Big institutional investors around the world are cautiously investing more capital in hedge funds over the next 12 months, with a view to increasing allocations over the longer term, according to a survey by the alternatives research firm Preqin. Preqin, which has offices in London and New York, surveyed 50 of the largest institutional investors in hedge funds during July and published a summary report in August. The report indicated a modest increase in support for hedge funds this year, with a more significant increase in later years. Clearly the possibility of a doubledip recession is weighing on the minds of investors in Europe and the US, as perhaps elsewhere. For hedge fund managers, the experience of the past two years of the global financial crisis caused them to become more reliant on institutional investor support, rather than its traditional base of high-net-worth individuals.

This requires greater transparency and more detailed reporting by the managers. The Preqin survey results show that 26 per cent of big investors were below their target allocation to hedge funds and would be looking for new investment opportunities over the next 12 months. Asked to say whether they will be allocating more, the same, or less in the next 12 months, only 15 per cent said “less’, 56 per cent ‘the same’ and 29 per cent ‘more’. Most – 53 per cent – intended to maintain the same number of hedge fund relationships, but another 37 per cent said they would likely increase the number of relationships, indicating a strong uptick in new mandates. Over the longer term, 46 per cent of respondents planned to increase their hedge fund allocations in the next three-to-fiveyear period, which is a significantly higher proportion than over the next 12 months. The survey results also showed that investors were generally satisfied with the performance of their hedge fund investments over the past 12 months, with 69 per cent saying that they either met or exceeded expectations.

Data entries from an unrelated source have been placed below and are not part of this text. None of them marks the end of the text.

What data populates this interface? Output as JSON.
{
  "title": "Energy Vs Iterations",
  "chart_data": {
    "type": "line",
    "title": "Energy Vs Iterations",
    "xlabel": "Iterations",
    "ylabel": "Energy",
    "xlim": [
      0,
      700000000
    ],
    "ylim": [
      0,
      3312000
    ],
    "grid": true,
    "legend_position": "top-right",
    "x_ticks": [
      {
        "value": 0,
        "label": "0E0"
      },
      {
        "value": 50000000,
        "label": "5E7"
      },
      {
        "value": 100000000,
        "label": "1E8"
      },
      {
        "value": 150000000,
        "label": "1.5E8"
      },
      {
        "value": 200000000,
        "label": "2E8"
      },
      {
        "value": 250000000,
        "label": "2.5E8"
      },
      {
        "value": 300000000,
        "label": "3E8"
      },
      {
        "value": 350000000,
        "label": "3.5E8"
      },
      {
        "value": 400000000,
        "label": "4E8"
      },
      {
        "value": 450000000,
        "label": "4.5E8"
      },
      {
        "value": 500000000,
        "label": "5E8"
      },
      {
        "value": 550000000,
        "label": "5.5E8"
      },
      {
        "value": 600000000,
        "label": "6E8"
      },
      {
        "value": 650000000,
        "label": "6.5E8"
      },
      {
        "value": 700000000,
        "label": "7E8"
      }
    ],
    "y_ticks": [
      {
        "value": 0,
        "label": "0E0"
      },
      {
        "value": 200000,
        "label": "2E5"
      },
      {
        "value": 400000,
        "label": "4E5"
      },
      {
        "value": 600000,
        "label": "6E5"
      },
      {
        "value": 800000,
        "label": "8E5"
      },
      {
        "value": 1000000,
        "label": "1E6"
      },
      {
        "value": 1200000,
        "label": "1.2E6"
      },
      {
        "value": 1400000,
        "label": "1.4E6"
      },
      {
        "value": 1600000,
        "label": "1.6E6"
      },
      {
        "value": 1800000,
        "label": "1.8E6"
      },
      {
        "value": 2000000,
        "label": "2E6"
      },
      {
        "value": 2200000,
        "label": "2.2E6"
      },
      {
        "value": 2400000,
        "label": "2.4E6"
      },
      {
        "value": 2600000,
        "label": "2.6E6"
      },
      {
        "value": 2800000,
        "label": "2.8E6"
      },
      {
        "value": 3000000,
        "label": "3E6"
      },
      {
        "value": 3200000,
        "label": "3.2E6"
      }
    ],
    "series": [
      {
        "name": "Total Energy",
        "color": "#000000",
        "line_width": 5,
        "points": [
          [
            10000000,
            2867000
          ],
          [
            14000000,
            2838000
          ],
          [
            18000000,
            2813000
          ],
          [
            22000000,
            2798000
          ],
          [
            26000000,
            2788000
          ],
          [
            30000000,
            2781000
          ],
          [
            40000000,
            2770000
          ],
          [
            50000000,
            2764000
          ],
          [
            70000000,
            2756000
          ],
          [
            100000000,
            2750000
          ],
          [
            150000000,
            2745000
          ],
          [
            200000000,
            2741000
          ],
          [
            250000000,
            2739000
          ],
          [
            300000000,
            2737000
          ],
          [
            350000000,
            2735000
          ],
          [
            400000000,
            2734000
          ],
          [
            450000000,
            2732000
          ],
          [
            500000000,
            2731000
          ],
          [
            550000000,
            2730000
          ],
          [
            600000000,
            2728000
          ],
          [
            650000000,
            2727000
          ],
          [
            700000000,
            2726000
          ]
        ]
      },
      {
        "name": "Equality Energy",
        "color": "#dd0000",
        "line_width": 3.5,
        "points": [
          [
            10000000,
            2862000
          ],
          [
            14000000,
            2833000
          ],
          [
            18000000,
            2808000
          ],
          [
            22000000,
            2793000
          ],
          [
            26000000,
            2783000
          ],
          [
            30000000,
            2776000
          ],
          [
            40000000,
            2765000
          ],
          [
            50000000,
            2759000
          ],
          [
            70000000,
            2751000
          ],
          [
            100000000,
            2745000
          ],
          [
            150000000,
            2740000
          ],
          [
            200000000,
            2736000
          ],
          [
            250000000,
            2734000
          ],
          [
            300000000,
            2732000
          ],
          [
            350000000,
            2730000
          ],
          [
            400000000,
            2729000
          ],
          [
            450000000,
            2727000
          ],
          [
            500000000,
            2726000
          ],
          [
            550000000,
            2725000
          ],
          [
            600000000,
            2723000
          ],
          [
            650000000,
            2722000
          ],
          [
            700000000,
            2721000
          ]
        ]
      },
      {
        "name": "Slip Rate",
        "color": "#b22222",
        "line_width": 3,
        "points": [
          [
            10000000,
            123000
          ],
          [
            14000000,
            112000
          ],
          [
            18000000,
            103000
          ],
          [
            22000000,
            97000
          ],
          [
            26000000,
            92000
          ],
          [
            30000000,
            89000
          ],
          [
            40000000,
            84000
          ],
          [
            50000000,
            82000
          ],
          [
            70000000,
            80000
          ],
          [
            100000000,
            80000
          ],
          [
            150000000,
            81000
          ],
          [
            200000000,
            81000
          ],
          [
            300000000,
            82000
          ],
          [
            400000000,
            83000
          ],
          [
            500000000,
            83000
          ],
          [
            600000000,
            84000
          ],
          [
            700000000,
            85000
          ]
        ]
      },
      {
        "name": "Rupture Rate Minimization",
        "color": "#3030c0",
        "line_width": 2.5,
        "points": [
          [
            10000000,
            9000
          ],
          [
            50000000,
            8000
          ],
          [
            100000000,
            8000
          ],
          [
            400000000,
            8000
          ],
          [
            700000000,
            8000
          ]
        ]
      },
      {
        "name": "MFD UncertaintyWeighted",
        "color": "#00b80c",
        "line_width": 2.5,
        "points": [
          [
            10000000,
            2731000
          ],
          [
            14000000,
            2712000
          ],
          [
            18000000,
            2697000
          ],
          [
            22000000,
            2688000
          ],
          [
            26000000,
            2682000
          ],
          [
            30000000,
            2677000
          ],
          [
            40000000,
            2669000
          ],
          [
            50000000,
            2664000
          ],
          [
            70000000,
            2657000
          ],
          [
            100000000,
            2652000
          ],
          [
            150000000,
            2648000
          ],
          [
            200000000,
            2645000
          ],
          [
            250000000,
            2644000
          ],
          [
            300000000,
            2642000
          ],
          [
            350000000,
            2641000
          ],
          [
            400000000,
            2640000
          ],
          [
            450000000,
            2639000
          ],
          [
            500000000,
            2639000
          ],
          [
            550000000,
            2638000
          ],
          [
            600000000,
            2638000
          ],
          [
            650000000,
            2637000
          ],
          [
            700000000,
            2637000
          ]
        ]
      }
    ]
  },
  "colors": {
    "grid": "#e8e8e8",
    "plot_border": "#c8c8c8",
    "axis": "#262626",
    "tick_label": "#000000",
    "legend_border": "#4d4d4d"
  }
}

Nevertheless, a worrying 31 per cent felt that their hedge fund managers had fallen short of expectations in that time period. In terms of preferred hedge fund strategies, long/short equities is the standout, followed by global macro. Preqin said it was not surprising, given the current economic climate, that investors were seeking to invest in such liquid hedge fund strategies rather than less liquid ones. According to the report: “While credit and distressed securities/ debt are still popular strategies (ranked third and fourth), none of the surveyed investors favoured funds-of-hedge-funds. “Those that have been investing in hedge funds for a while tend to move away from this type of fund as they become more familiar with the asset class, preferring to invest directly instead.